Made in Fort Worth: Pendery’s Spices and A Recipe for Success
The oldest family-owned business in Texas is located in (arguably) the best city in the state. Pendery’s World of Chilis & Spices has been sourcing, packaging, and distributing the finest spices in the world — from cilantro powder to Beadie’s Bloody Mary Mix to Dad’s Oven Smoked Rub – for almost two centuries. But this Fort Worth fixture, recently declared a Texas Treasure by the Texas State Legislature, is best known for its chili blends. After all, the company invented chili powder, a claim that’s as firmly staked in the ground as the Pendery family’s Fort Worth heritage. That rich heritage began the day DeWitt Clinton Pendery rolled into Cowtown from Cincinnati on a horse-drawn stagecoach in 1870. Today, the 175-year-old company has a retail store located in Near Southside and an ecommerce site that is patronized by serious chefs and aspiring cooks around the globe.
Madeworthy magazine talked with fifth-generation owner and general manager Clint Haggerty about family, business, and his spice for life.
Madeworthy (MW): What are the health benefits of chilis?
Clint Haggerty (CH): It’s all about a well-balanced diet and eating right. There’s the low-carb diet, which I like. People have a vegetarian diet, too. But no matter which diet you pick, spices can be a big component of that. It improves the flavor of whatever you’re eating. Some of the earliest trading commodities ever were salt and pepper. Adding flavor to food is one of the first trades that ever existed.
MW: What’s your “why?”
CH: I’m the fifth generation. It’s almost kind of a birth right; it’s a family legacy… We hope to have something to pass on to future family members. We appreciate and depend on our customers to provide quality goods and service they expect from us.
MW: What are some challenges you’ve had to overcome as a business?
CH: You have to continually reinvent yourself. The more things change, the more they stay the same. The internet came out, and now we have to compete against giants like Amazon. DeWitt Clinton Pendery had a [printed] circular he sent to the stagecoach lines. It’s different but the same. We were around when they invented electricity. [We] used to have these big chili chopping machines. That was all brand new; it had been operated manually. There was always something worse before — and there was always a family member who overcame the challenge. That gives me the confidence to overcome the challenges of today and persevere.
MW: What’s your role in the local restaurant community?
CH: We do a lot of wholesale for local restaurants and sell to Ben E. Keith. Restaurants are depending on us to do our part during the COVID-19 crisis. We were around for the Civil War and the Spanish flu. If a family can survive through all that, we will definitely pick ourselves up now, too.
MW: What should families cook now?
CH: Start off with what your family enjoys eating. The whole thing about cooking is the social interaction. That’s what we’re missing right now. When families get together, they eat. What’s your comfort food? What do you and your family enjoy? It doesn’t matter if your cooking skills aren’t the best… Right now, people have a lot more time on their hands than they normally do. Maybe try a family tamale recipe? Or maybe this is a great time to try an old recipe that you’ve always wanted to cook.

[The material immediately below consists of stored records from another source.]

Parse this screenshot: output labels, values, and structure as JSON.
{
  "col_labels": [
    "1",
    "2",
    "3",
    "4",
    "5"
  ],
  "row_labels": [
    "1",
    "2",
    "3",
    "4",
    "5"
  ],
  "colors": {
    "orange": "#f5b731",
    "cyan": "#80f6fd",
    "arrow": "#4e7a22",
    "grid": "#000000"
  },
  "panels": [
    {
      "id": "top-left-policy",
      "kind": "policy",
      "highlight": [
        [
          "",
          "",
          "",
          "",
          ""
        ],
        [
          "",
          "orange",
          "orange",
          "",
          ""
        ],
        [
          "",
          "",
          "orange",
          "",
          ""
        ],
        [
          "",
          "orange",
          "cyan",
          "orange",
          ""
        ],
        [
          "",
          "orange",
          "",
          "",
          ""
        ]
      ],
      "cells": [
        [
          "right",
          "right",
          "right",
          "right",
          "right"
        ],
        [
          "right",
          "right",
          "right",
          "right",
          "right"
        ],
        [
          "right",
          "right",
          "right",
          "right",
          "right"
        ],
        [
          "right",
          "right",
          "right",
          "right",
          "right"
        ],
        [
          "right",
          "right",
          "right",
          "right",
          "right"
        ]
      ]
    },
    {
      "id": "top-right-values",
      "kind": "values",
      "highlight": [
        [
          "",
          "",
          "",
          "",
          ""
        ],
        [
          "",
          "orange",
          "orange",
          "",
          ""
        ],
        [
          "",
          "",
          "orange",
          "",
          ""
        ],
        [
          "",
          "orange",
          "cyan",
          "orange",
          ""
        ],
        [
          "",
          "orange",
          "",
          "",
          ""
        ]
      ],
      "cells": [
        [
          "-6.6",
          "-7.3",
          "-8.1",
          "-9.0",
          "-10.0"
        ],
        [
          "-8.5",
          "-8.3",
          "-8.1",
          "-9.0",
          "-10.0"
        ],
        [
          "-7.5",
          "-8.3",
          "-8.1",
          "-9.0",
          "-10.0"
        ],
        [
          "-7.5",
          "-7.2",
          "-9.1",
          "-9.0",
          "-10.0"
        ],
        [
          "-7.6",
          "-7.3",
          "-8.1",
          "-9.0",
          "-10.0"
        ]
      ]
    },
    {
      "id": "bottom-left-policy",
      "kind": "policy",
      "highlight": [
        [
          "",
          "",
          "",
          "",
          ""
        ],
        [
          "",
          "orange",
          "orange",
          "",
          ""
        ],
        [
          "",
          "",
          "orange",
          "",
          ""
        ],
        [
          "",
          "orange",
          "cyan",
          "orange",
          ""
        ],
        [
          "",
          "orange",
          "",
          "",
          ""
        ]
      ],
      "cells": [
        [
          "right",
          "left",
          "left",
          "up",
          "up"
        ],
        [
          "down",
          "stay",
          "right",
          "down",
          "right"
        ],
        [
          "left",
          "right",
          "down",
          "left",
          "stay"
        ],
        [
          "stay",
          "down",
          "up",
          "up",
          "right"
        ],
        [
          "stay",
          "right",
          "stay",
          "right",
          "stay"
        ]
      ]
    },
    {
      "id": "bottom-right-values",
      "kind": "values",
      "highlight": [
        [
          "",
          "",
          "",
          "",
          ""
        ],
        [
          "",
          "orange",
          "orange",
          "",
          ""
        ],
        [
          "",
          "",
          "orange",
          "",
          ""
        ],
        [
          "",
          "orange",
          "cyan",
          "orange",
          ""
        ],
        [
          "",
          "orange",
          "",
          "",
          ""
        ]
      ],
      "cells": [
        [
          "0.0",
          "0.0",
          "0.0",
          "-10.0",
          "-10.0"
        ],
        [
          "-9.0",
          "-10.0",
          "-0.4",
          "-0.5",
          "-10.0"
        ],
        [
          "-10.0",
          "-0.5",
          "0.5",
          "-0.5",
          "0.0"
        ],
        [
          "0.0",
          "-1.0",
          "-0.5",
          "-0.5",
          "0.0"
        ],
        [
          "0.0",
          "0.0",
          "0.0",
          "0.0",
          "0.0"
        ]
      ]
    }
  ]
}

MW: What’s your advice to aspiring entrepreneurs?
CH: Pursue what you have a passion for. We’ve been around so long it gives us perspective. Nothing is easy, and success doesn’t usually come quickly. It’s day-to-day diligence and attention to detail, plus flat-out hard work. If it sounds too good to be true, it probably is.
MW: What’s it like working with family?
CH: On the plus side, you have the commitment of the family. There are bonds much greater than normal business relationships. At the same time, if you want to have a parting of ways, it adds greater stress. Generational ownership transfer can be hard. It really depends on the individual family dynamic. It can be as strong or weak as the individual family members involved. But as long as you have an underlying respect for each other, a family business has a certain cohesion. It drives you in dire times to put in the extra effort.